The Impossible Union of Artists.

And in the end, there was nothing to be fixed. She saw him through his periods of ungroomed Ted Kaczynski silent isolations, and was there with a cup of tea and an inquiring eyebrow when he came up for air. He took her, too — when at two a.m. the lights in their tiny place were still on, as she furiously transcribed an incoming vision.

Once in a while he wished he’d put a wall in, built a real bedroom when they’d first bought the place; Mostly he found an odd contentment being in the glow — of both the lamp and The Light — no matter the hour.

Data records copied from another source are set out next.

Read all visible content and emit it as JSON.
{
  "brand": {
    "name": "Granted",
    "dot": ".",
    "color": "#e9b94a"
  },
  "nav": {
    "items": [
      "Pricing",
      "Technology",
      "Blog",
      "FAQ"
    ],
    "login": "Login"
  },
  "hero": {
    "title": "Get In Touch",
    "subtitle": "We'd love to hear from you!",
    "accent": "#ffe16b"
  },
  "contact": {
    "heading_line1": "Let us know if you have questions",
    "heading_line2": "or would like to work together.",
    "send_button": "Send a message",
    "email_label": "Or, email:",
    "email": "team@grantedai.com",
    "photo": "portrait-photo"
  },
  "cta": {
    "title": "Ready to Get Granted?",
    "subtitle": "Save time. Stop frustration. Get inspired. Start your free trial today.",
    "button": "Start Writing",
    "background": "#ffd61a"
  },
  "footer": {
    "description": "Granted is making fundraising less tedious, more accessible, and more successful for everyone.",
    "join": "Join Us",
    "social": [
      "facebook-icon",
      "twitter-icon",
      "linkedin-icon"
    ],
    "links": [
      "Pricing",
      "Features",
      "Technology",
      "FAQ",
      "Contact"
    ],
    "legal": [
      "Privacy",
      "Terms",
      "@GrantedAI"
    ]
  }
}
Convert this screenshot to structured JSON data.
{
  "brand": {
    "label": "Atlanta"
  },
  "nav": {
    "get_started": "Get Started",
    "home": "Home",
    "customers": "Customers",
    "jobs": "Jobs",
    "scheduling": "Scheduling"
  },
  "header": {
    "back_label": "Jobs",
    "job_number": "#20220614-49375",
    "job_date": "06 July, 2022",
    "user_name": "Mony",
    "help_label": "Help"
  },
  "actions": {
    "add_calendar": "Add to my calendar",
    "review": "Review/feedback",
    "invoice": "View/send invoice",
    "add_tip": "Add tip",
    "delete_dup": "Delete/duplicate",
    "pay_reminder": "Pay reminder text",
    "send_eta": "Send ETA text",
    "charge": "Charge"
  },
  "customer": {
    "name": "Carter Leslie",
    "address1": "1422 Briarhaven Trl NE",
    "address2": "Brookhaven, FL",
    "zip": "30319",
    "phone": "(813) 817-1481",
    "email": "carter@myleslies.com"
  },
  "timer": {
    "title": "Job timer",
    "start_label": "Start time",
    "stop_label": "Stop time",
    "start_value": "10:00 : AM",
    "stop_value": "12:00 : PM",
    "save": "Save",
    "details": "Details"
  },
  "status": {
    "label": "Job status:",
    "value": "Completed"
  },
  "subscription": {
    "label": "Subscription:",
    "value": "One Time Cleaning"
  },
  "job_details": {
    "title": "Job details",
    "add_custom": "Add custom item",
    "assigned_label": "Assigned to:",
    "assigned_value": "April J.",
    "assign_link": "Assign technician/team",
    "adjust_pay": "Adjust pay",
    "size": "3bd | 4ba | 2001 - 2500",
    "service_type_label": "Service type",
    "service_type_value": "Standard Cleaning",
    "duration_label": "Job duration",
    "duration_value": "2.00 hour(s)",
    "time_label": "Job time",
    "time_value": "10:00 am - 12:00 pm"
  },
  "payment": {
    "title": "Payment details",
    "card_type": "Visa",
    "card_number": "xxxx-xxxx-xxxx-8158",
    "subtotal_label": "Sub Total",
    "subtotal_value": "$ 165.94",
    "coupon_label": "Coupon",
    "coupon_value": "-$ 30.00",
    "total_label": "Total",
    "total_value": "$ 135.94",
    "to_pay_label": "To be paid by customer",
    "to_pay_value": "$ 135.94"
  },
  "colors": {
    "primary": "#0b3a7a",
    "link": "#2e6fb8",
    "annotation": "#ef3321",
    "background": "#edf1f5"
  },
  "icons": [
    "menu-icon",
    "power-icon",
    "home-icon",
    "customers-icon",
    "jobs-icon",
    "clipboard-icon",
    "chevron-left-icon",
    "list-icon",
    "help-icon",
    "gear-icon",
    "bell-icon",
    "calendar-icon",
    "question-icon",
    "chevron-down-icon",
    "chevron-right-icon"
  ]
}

And so they muddled. What he wrote in his dark times was genius, and she knew it. What she brought forth from her agitations was beauty, and he knew it. They witnessed each other, separate together, understanding in some ways, and in others deeply alone. They tried to grow in how they related, to shift some things, but were sort of dummies in that sphere. The best they could offer was “I will love you as you are, I won’t leave, I’ll be here when you get back, don’t worry.” and “I will lay what I create at your feet first, as an offering, an honor, an homage.” In the wordless handholding after a disagreement, usually about some perceived obligation to the outside world, these promises still held true.

Maybe they needed each other exactly because so often neither of them needed anything. Because maybe if they were left alone, the next warm night, wandering out in the fields, they might rise off the earth, float away, spontaneously become immaterial. The other’s gaze grounded them, made them, literally, into matter.